Drawing on his own experience with Ellison back in the day, Muhammad quotes Ellison’s 1995 defense of their hero Louis Farrakhan and comments:

That’s pretty powerful language and a powerful argument penned by one Keith X Ellison. Yes. That’s the same Rep. Keith Ellison who represents the Fifth Congressional District in Minnesota and seeks to chair the Democratic National Committee. He was also once known as Keith Ellison-Muhammad.

If Mr. Ellison once believed those things about the Minister and changed his mind, that’s his business. We will leave Allah (God) to judge and handle the hypocrites. But what cannot be tolerated are the lies, the slander and false narrative against Min. Farrakhan. These lies cannot be proven, nor can these false charges be sustained. The Minister has been a strong voice for Black self-determination, a warrior against Jewish paternalism and control of Black people and a sledge hammer against the wall of White supremacy and neo-colonialism. None of that work would make him the favorite of a system or wicked people whose demonic rule he is working to destroy.

But Mr.
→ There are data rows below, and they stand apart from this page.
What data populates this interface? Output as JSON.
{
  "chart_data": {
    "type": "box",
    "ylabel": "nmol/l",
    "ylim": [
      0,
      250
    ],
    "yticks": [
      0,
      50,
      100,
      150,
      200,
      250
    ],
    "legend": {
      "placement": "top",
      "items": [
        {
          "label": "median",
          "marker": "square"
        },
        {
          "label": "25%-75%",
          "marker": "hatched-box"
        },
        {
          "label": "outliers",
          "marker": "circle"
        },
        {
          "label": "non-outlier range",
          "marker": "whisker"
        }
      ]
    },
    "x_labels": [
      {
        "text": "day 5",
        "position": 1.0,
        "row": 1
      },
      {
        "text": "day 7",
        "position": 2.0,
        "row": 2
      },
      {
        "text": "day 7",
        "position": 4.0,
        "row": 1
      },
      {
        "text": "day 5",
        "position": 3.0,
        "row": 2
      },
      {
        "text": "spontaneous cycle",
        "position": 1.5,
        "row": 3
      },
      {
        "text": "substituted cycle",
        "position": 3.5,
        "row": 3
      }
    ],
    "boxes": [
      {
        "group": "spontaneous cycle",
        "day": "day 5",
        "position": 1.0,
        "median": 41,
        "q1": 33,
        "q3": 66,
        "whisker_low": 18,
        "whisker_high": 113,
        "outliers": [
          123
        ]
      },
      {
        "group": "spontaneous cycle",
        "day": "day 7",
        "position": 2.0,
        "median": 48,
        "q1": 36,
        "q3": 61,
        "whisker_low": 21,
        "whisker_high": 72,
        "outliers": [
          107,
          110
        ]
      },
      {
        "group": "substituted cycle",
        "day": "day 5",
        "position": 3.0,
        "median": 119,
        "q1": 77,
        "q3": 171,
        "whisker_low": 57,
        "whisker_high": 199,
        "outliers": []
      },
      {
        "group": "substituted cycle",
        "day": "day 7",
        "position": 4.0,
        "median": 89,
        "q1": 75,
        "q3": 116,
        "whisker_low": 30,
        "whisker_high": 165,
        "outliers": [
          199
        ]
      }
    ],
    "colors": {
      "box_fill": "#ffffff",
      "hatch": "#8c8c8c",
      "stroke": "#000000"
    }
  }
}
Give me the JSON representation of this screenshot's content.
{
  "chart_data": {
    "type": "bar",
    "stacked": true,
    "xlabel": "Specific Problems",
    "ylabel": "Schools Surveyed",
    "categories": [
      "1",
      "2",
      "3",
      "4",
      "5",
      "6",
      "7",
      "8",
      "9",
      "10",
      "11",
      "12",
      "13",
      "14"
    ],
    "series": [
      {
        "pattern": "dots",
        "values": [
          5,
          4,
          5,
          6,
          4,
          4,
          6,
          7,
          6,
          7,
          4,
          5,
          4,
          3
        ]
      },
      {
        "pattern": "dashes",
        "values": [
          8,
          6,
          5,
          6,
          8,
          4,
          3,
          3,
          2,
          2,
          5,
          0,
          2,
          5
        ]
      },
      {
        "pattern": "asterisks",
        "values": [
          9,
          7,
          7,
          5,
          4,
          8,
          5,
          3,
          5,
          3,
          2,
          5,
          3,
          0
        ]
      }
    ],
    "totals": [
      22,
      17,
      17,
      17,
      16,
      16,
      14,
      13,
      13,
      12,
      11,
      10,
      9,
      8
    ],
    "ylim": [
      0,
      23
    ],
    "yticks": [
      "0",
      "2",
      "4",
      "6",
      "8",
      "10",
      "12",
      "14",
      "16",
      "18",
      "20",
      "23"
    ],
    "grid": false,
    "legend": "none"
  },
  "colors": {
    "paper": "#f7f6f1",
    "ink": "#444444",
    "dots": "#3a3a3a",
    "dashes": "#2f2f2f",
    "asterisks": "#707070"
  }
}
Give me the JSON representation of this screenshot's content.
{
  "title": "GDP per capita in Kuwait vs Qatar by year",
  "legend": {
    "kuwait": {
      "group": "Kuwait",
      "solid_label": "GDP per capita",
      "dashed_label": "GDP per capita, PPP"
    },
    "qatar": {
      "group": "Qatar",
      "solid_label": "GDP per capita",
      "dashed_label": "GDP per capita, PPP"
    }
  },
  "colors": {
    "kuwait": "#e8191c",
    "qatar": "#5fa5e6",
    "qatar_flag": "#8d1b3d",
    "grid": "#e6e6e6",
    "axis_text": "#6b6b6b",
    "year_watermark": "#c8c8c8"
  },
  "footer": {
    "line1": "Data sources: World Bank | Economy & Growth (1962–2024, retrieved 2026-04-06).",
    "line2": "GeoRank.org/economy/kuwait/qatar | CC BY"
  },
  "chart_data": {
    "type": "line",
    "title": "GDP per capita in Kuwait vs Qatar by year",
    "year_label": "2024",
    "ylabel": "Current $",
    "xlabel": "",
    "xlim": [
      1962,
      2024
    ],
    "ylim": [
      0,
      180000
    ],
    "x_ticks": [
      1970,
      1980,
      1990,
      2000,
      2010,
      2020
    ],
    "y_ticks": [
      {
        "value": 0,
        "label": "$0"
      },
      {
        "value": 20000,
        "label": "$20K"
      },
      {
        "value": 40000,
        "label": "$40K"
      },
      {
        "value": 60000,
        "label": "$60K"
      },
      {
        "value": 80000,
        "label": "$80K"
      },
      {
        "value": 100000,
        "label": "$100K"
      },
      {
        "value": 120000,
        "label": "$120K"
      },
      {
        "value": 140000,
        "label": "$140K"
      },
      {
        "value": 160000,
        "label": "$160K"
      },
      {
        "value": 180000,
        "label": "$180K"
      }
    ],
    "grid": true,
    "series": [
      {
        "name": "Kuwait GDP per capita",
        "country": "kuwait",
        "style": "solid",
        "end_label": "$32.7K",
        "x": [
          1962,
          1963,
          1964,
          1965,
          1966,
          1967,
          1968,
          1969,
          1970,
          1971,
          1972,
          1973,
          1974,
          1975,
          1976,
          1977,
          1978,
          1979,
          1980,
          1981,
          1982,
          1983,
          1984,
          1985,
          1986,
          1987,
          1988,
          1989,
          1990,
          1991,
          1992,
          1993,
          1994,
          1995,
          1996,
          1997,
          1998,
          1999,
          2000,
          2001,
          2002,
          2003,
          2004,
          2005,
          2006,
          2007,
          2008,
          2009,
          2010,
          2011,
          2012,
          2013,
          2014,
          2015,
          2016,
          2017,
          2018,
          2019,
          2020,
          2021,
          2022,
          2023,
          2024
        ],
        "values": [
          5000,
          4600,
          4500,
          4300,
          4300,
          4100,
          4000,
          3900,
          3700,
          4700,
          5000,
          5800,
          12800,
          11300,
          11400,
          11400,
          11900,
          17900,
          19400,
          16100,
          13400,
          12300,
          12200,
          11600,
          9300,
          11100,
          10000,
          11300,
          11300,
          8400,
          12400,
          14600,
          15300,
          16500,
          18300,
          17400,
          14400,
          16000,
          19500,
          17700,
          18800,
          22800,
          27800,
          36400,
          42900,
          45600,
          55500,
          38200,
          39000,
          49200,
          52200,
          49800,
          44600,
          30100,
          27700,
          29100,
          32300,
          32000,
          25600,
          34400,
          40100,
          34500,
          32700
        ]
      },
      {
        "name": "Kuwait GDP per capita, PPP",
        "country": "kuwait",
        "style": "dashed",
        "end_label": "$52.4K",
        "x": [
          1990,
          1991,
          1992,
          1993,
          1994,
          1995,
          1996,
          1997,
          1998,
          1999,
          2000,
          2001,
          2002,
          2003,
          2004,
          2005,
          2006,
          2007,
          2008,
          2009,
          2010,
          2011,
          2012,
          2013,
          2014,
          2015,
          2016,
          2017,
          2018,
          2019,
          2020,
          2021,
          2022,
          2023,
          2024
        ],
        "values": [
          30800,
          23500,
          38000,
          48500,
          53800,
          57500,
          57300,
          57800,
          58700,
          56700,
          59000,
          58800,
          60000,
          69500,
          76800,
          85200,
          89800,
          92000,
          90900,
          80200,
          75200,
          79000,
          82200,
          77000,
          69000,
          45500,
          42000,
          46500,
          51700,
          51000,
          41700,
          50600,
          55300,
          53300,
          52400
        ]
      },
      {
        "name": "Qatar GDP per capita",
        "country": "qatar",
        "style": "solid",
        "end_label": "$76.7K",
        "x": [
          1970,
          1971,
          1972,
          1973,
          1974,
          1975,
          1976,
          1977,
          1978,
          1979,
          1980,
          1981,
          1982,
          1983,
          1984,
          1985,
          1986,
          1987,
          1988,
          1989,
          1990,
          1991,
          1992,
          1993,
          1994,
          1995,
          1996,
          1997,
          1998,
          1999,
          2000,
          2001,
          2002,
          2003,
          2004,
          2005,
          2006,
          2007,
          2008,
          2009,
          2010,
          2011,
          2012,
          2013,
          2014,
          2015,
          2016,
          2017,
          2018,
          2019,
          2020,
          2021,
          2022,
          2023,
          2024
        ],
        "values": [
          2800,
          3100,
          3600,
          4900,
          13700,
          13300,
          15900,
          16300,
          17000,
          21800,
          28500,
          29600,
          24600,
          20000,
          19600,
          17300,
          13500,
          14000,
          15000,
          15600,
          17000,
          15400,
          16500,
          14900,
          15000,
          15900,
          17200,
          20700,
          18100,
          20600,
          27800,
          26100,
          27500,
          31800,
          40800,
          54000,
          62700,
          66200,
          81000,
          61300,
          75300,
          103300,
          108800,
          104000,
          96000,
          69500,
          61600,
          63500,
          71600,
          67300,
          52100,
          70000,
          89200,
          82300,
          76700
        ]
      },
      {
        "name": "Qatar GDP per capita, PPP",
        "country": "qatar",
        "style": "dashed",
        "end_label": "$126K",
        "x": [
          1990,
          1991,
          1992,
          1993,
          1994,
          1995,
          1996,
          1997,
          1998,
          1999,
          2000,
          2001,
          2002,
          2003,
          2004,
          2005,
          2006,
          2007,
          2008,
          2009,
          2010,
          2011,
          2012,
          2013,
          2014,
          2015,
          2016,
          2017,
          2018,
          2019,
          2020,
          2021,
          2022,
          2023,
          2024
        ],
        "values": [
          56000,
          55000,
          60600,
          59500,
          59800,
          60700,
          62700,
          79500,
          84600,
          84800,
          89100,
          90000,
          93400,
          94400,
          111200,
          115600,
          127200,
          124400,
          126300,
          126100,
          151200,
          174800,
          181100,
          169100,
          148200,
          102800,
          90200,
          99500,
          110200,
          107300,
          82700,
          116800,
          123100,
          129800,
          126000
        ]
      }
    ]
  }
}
Ellison knows better. Years ago sitting in my Chicago office here at The Final Call, when I was managing editor, there was no question about Min. Farrakhan and who he was. There was no question when Mr. Ellison, aka Keith X Ellison, aka Keith Ellison-Muhammad, came to Chicago for an urban peace summit in October 1993 that featured Min. Farrakhan, or a vital summit in Kansas City that included Min. Farrakhan as the major speaker and one who helped legitimize the anti-violence movement in April 1993.

Brent Scher noted Muhammad’s editorial denunciation of Ellison yesterday at the Washington Free Beacon. Scher’s note concludes: “Ellison is yet to comment on The Final Call editorial. His office did not respond to an email from the Washington Free Beacon regarding the piece.” Brent, don’t hold your breath on that one.

I think my 2006 portrait of Ellison stands up better than Ellison’s apologetics.